A really irresistible man—courteous, considerate, delightfully free from pride—a gentleman, every inch of him. As I drove away to the station I felt as if I could cheerfully do anything to promote the interests of Sir Percival Glyde—anything in the world, except drawing the marriage settlement of his wife.
III
A week passed, after my return to London, without the receipt of any communication from Miss Halcombe.
On the eighth day a letter in her handwriting was placed among the other letters on my table.
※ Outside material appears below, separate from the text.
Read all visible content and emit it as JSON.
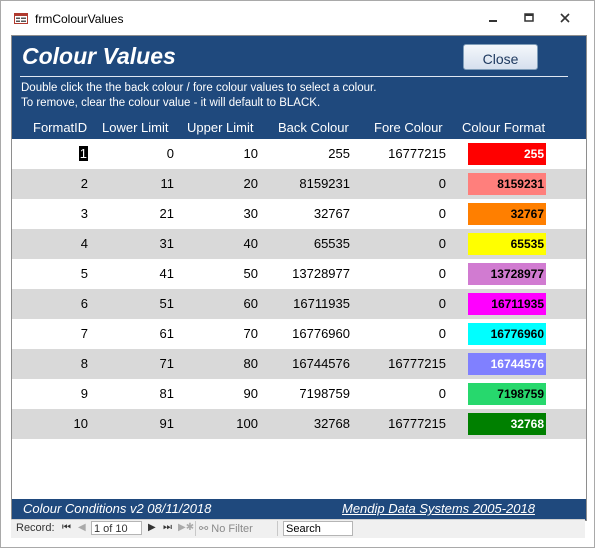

It announced that Sir Percival Glyde had been definitely accepted, and that the marriage was to take place, as he had originally desired, before the end of the year. In all probability the ceremony would be performed during the last fortnight in December. Miss Fairlie’s twenty-first birthday was late in March. She would, therefore, by this arrangement, become Sir Percival’s wife about three months before she was of age.
I ought not to have been surprised, I ought not to have been sorry, but I was surprised and sorry, nevertheless. Some little disappointment, caused by the unsatisfactory shortness of Miss Halcombe’s letter, mingled itself with these feelings, and contributed its share towards upsetting my serenity for the day. In six lines my correspondent announced the proposed marriage—in three more, she told me that Sir Percival had left Cumberland to return to his house in Hampshire, and in two concluding sentences she informed me, first, that Laura was sadly in want of change and cheerful society; secondly, that she had resolved to try the effect of some such change forthwith, by taking her sister away with her on a visit to certain old friends in Yorkshire.